CHAPITRE DEUX
Seconde partie
PRATIQUES BARBARES
Le goût du sang et le goût du foutre
Quand j'ouvre les yeux, je suis toujours à table, le nez collé sur mes bites volantes. J'ai mal au crâne ; mais pas ce mal de crâne qu'une aspirine vous dégage comme une mocheté vous chasse la trique ; ni de cette gueule de bois habituelle qu'est la mienne. Non, il s'agit d'un mal tout autre, un sorte de bourdonnement qui m'annonce une mauvaise nouvelle.
Sans vraiment savoir pourquoi, je descends à la cave. Tout semble normal. Les détritus, les moisissures, le monticule de terre recouvrant les cadavres de ma mère et de René. Tout est en place. Mais je ne suis pas tranquille pour autant. IL y a autre chose.
Je rentre dans la cuisine et ouvre une bière. Le temps passe, et cette désagréable sensation ne fait que s'amplifier. Il faut que je m'occupe l'esprit, quand soudain on sonne à la porte.
Je regarde par le judas, et je comprends alors que ce mal n'est en fait que mon sixième sens sentant les embrouilles arriver à grands pas.
Derrière la porte se tiennent deux gendarmes. Pas de panique. Ils ne savent rien. Je leur ouvre ; voyons ce qu'ils veulent.
« Bonjour monsieur…
- Qu'est ce que vous voulez ?
- Nous avons reçu quelques plaintes concernant un camping car garé plus haut, les voisins nous ont dit que son propriétaire...

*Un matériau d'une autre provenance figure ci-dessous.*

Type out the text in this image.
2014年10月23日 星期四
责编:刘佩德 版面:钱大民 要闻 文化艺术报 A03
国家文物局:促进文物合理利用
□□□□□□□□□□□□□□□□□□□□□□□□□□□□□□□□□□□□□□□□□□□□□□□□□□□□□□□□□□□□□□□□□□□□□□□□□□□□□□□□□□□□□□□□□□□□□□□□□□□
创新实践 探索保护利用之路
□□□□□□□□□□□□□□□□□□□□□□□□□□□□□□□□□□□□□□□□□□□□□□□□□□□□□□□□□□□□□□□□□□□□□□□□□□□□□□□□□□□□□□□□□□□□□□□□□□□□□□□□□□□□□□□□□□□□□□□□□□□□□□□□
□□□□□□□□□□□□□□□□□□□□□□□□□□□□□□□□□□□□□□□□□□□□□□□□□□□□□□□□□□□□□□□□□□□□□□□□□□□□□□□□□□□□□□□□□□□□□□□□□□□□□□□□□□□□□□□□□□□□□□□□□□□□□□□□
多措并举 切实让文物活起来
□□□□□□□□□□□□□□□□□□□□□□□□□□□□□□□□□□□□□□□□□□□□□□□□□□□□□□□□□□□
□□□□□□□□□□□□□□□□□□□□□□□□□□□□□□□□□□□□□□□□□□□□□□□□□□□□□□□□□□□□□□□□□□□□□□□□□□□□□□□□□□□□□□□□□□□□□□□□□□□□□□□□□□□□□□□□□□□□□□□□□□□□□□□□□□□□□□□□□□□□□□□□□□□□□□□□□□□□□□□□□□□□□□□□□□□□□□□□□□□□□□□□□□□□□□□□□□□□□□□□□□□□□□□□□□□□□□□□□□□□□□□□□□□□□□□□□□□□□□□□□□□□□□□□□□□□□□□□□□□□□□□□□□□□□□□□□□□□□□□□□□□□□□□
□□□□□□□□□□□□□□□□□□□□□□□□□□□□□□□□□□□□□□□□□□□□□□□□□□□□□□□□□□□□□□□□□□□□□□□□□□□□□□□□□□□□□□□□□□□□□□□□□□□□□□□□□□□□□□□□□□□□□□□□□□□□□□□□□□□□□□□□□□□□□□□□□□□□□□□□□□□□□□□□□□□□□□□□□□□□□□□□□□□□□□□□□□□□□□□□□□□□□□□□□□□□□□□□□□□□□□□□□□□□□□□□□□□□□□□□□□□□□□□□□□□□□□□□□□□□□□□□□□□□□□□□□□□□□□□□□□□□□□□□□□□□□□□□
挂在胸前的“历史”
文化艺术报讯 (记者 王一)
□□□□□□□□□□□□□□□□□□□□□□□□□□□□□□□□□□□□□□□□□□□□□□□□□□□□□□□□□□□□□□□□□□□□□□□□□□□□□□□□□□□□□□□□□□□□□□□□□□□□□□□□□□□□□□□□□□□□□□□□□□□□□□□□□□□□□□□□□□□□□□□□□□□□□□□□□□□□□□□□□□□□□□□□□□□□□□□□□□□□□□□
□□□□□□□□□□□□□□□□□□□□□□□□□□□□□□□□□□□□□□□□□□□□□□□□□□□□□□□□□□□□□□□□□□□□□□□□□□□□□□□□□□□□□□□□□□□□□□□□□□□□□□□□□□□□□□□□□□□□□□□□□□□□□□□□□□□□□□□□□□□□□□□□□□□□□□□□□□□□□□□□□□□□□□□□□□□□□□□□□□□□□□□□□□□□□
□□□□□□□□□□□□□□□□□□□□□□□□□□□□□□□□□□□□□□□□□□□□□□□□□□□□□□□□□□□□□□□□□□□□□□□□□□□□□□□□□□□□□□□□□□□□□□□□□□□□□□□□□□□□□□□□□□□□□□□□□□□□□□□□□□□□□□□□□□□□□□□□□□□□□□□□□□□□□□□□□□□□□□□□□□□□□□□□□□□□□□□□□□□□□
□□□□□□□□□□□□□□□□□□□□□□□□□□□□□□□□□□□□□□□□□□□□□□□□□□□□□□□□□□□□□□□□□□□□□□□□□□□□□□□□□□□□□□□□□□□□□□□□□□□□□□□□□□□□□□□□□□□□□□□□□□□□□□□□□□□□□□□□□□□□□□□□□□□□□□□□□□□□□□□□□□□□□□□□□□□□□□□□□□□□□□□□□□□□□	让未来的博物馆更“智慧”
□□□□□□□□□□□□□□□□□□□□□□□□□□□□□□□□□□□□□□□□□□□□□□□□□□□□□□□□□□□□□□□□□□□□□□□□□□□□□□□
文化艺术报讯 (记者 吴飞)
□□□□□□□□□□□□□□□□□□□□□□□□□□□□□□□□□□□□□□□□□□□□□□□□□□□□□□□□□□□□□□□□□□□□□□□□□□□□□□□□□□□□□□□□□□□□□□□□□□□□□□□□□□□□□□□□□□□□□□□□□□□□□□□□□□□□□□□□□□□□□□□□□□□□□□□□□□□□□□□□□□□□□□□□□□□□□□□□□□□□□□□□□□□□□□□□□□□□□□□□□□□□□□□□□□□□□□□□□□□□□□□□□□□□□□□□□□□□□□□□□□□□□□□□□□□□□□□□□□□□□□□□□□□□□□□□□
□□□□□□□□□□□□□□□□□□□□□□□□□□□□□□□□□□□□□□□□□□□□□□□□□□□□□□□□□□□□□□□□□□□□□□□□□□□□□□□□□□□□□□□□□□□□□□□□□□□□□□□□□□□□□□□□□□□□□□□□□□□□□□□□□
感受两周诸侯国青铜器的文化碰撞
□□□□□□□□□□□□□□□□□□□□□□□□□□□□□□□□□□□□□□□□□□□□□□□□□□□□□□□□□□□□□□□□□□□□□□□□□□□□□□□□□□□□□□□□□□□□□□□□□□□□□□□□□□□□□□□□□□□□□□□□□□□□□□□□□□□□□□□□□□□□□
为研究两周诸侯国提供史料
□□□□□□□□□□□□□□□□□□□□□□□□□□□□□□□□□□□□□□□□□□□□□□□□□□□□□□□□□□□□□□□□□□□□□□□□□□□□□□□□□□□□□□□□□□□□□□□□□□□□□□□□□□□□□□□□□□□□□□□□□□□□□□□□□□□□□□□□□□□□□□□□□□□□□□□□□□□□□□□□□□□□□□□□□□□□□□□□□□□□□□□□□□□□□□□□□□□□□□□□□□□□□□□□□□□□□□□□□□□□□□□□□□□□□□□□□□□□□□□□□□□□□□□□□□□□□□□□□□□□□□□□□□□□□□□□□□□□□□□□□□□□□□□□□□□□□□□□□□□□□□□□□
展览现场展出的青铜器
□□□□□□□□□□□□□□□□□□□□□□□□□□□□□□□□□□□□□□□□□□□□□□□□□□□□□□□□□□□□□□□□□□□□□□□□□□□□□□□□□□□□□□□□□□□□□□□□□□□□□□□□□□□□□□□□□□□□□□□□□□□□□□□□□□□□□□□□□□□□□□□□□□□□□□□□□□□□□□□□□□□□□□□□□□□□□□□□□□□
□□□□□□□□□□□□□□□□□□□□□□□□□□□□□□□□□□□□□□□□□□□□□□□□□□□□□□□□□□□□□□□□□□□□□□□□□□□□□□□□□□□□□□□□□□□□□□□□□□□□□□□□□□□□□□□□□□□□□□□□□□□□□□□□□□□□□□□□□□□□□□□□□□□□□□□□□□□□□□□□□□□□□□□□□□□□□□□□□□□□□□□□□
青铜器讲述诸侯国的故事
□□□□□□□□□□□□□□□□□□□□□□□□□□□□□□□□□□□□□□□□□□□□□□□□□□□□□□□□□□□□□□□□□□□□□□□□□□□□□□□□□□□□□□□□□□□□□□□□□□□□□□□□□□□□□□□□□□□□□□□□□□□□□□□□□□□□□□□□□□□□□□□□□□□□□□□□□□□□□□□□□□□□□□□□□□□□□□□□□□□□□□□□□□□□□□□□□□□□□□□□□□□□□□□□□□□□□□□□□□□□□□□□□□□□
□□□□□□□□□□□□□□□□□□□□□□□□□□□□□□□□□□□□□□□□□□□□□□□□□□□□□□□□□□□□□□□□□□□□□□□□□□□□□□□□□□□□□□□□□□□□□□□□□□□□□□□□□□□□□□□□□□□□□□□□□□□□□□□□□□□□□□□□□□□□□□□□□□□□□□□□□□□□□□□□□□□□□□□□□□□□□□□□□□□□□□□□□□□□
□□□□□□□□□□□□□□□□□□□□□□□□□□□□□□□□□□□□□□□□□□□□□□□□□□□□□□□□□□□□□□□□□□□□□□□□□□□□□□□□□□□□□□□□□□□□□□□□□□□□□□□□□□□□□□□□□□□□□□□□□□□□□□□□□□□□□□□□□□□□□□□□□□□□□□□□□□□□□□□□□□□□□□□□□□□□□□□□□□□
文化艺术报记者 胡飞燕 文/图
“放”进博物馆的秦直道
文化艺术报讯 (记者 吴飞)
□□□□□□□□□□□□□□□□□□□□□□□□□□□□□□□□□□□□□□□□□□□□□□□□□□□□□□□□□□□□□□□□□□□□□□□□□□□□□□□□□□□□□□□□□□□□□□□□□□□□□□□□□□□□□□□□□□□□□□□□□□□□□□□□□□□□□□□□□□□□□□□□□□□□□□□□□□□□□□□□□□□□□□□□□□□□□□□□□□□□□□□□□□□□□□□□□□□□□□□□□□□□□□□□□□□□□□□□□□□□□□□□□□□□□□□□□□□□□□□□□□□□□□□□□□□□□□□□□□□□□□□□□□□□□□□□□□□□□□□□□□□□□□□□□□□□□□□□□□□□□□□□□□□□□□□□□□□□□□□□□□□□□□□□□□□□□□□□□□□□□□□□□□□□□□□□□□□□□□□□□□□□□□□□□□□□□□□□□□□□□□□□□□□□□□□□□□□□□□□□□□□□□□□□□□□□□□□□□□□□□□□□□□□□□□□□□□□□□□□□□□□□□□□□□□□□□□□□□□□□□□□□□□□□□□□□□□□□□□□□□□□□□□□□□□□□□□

- Il est pas là pour le moment. Je lui dirais de bouger son tas de boue quand il sera de retour. De toute façon il part en week end avec ma mère ce soir même.
- Pouvons nous entrer ?
- Certainement pas.
- C'est-à-dire que certains voisins nous ont confié avoir entendu des cris et des bruits suspects l'autre soir…
- Alors c'était « l'autre soir » qu'il fallait venir.
- Nous voulons juste nous assurer que tout va bien, monsieur…
- Inutile, tout va pour le mieux. Maintenant vous m'excuserez, j'ai à faire »
Je ferme la porte, il s'en vont. Je n'ai pas été prudent. Il y a des tâches de sang sur le carrelage. Les corps sont à peine enterré dans la cave…il aurait suffit que les flics entrent pour suspecter certaines choses.
Et cet abruti de René, avec son camping car de merde. S'il était possible de tuer un homme deux fois je serai certainement en train de recommencer.
Bon première étape, rentrer le camping car dans la cour intérieure à l'abris des regards. Deuxième étape, nettoyer le sang sur le sol et les murs. Ensuite, déterrer les corps, les foutre dans le camping car, l'emmener dans les bois, cacher les cadavres, emmener le camping car ailleurs et le brûler.
J'ai passé toute la matinée à nettoyer le sang. Il faut dire que ça colle affreusement cette merde. Et qu'est ce que ça gicle.
Je déterre les corps dans l'après midi, et l'odeur qui s'en dégage n'a rien de si désagréable qu'on le dit. Je la trouve même douce, enivrante, excitante. Et cette expression sur le visage de mère. Jamais auparavant je ne l'avais trouvé si belle. La mort lui va si bien. La rigidité de son corps, sa froideur cadavérique. Après un moment d'extase proche de celui du peintre devant sa dernière toile, je remonte le corps de mère au rez-de-chaussée et le charge dans le camping car. Ensuite vient le tour de rené.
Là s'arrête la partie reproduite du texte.